Lupita Gonzales, SLIS Graduate Student, presented, A Family History: on Migration from Calvillo, Aguascaliented. As a final project for a Cultural Heritage Data course at the University of Oklahoma, she created a digital archive of my maternal family history, with the goal of digitally preserving that history for my relatives and for future generations, so that they may know and have access to their personal history. Many of the photographs in this archive are ones that she took while visiting my maternal grandparents' house in Calvillo, Aguascalientes, Mexico. Others are family photographs that were digitized. The oral history was recorded by Lupita with her mother at her home in Norman, Oklahoma. Throughout working on this project, she was conducting research on how immigrant families can document, preserve, and digitize their family histories for posterity using digital collections and oral history methods. I'm particularly interested in how digitally preserving family histories can strengthen cultural identities and ensure a personal understanding of an individual’s cultural heritage.

Beverly Thiege, Children's Department Manager, Norman Public Library Central, Pioneer Library System, presented, The Impact of Enhanced Storytimes on Early Literacy Practices at Home. The hypothesis for the study is that if parents and caregivers know what they can do to promote early literacy in their child and why the activities work, they will be more inclined and motivated to practice these skills with their little ones in their daily lives. “I am quite passionate about the role of public libraries in helping children reach their full potential.
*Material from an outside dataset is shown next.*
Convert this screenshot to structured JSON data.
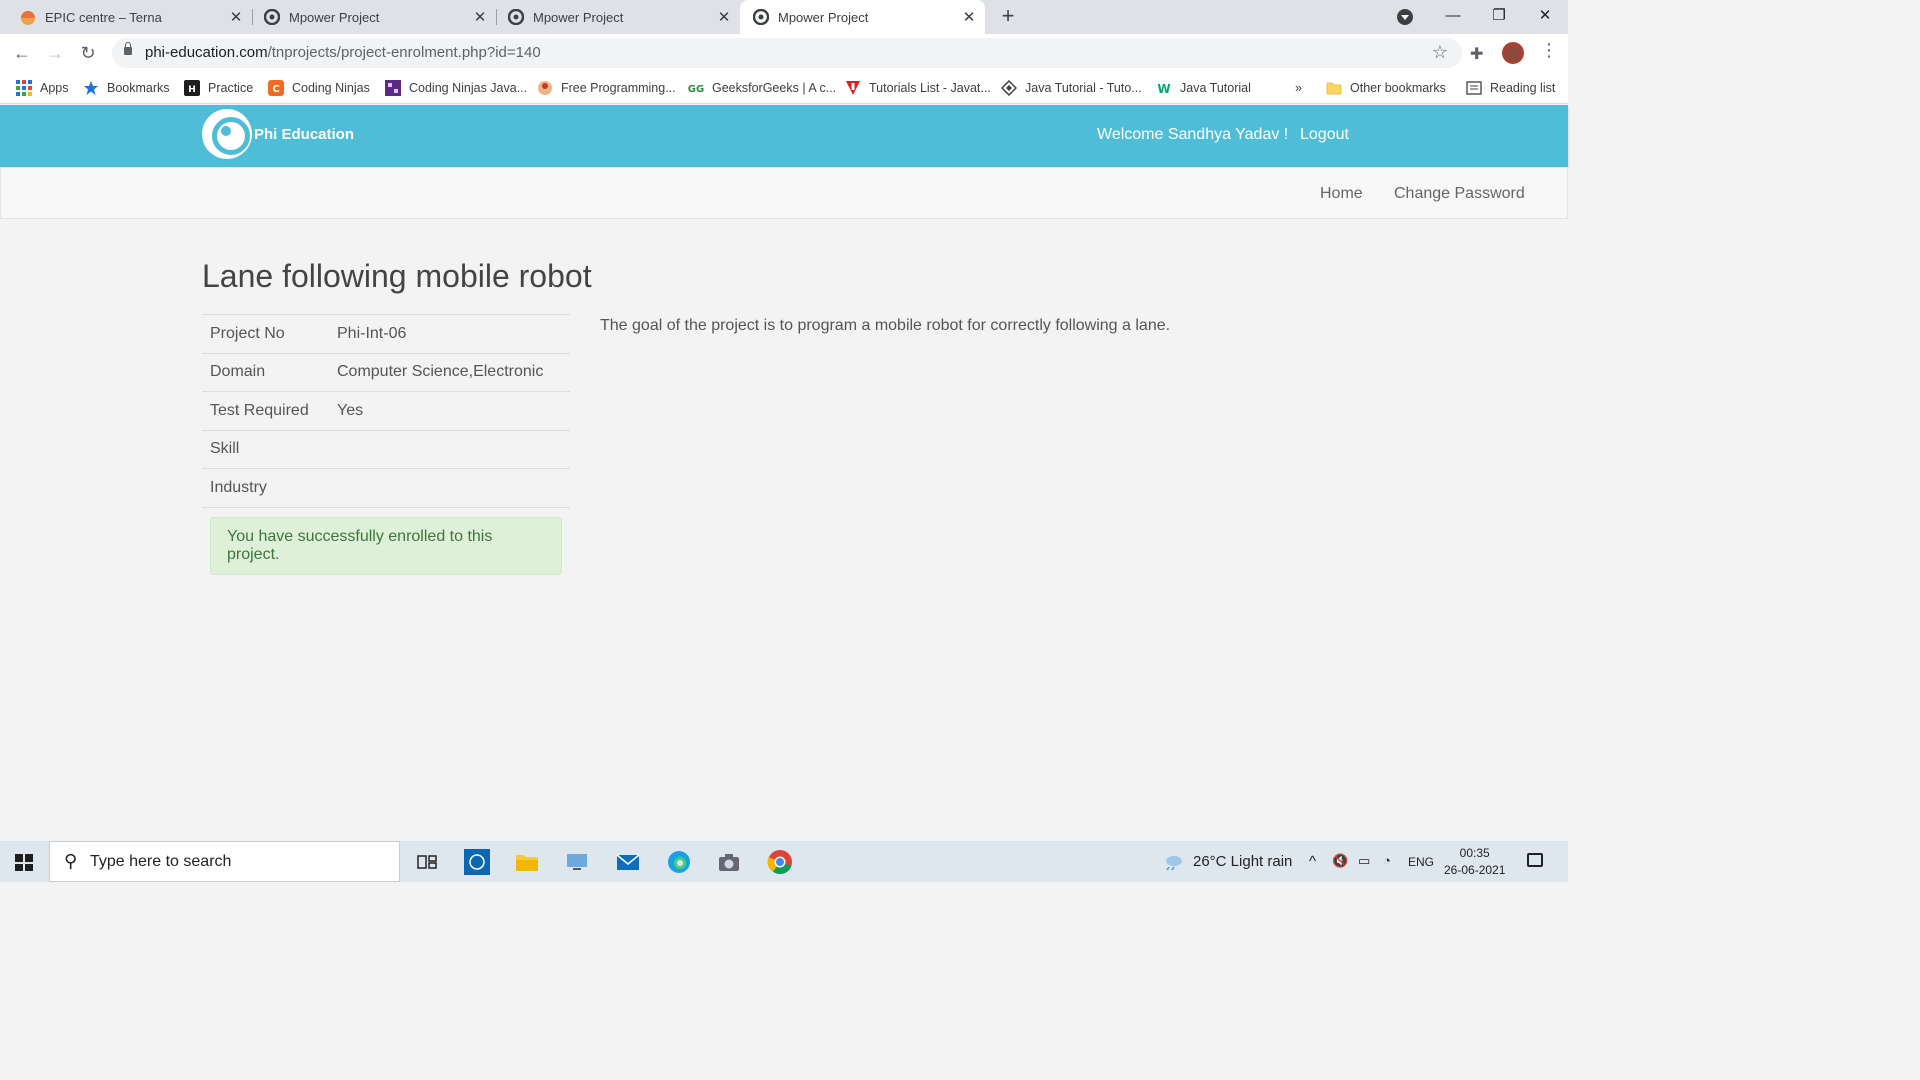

While I would love the opportunity to implement this research in Oklahoma, I would be even more excited to be a part of bringing any effective early literacy strategies to public libraries that will ultimately help improve literacy and education in our state.” Beverly Theige

Melissa Weiss, University of Oklahoma, Western History Collections, presented, Apparitional Descriptions: Disability History, Reparative Descriptions, and Ethical Failings in a Special Research Collection. Reparative descriptions, the act of remediating archival finding aids and descriptions that misrepresent and/or silence historically marginalized communities, is a growing trend in archival scholarship. Identifying and better representing the disability community within archives is a part of this trend with scholars such as Sara White and Gracen Brilmyer integrating disability studies into archival practice. However, few archives are publishing their work on remediating disability related items and collections and few archivists are publishing their processes or providing best practices for remediation in a field that struggles with limited staffing and resources. In this thesis, I examine several theoretical models advocated for and utilized by archivists for working with collections and items related to the disability community or other historically marginalized communities. I outline my process for remediating descriptions of several items in the Western History Collections, a special research collection at the University of Oklahoma, and the challenges of crafting new descriptions that reflect the ethical considerations of remediation while better representing the disabled subject. This thesis contemplates the realities of trying to bring historically marginalized persons to the forefront of archival descriptions while highlighting the importance of making the invisible work of remediation in archives visible.